Работая в Керченском медучилище, мне удалось в течение суток побывать в Одессе и встретиться со своими двоюродными братьями Святошнюк. С Володей мы часто встречались, когда я работал в Ливнах. Тогда он был юношей, а теперь это был красивый, рослый, плотный мужчина – генеральный конструктор НИИ. Познакомился с женой Володи, красивой, умной женщиной Лилией, с матерью Лилии. Познакомился с Валентином Святошнюк, инженером Одесского завода «Продмаш», его женой Зиной. Увиделся со своей тетушкой – Анной Иосифовной.
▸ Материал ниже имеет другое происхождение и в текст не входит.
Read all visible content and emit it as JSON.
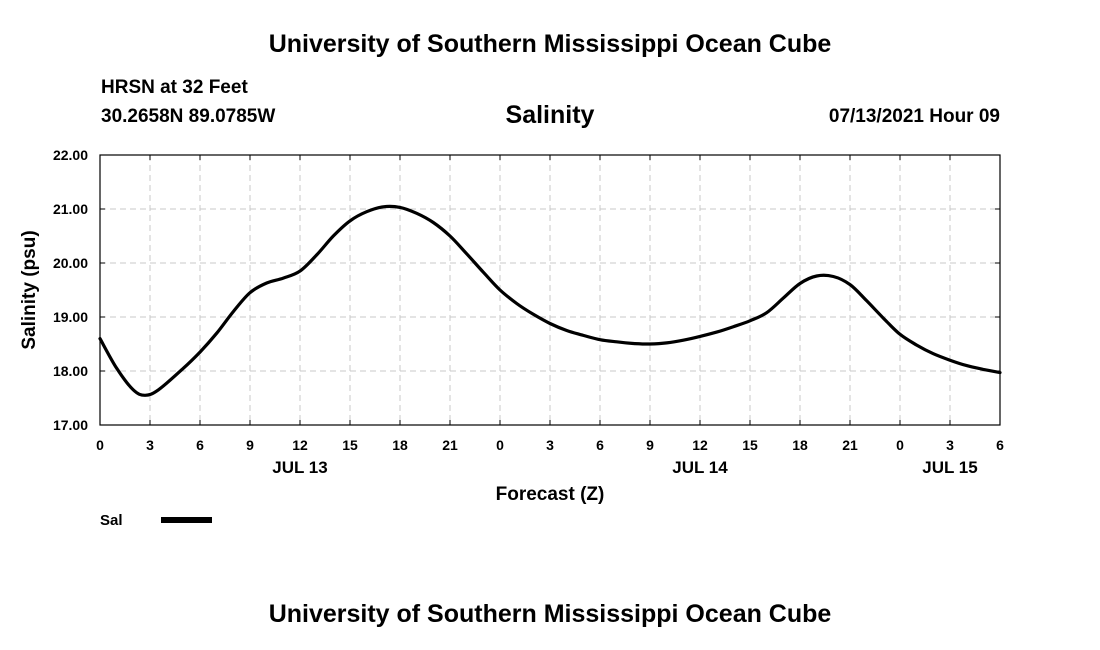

Я был доволен этими встречами и мог бы, будь на то время, описать их подробно, но зрительно я помню все: встречу с Володей на вокзале, детали их квартиры и улицы Одессы, по которым я бродил пешком. Жили в этом славном городе еще два моих брата Чаругины (дети старшей сестры моего отца), но мне из-за дефицита времени с ними встретиться не удалось. Вообще я человек общительный, мне часто приходилось бывать вне дома по работе. Масса встреч, знакомство с множеством городов, театральной жизнью их, обогатили мою память. Я благодарен судьбе, а вернее, Господу Богу, давшему мне такую возможность. Впереди у меня будут испытания и политического, и морального плана, будут трения на работе, будут изменения со стороны здоровья. Все это я перенесу и не жду от жизни ласкового счастливого. Но, в общем, я доволен.
Как муха в паутине, бьюсь,

Я снова одинокий.

Хотя врагов я не боюсь,

И бой идет жестокий.
Мне часто причиняют зло,

Не там, где ожидаю,

Еще считаю, повезло

Не плачу, не страдаю.
Из боя выйду невредим,

Я знал, что нет победы,

Когда сражаешься один

И так мала надежда.
Старость у меня стала интересной, насыщенной событиями. За все это я благодарен Богу. Это он вернул меня к жизни, когда я, уже почти двумя ногами находился там, откуда никто еще не возвращался, а, следовательно, и не мог сообщить, каково там! Я верю Иисусу Христу, сказавшему как-то: «Мертвые не видят, мертвые не слышат!». Раз меня вернули, знать, не все еще мною сделано. Я заканчиваю повествование, надеясь, что кто-то продолжить его должен! Род православных должен жить!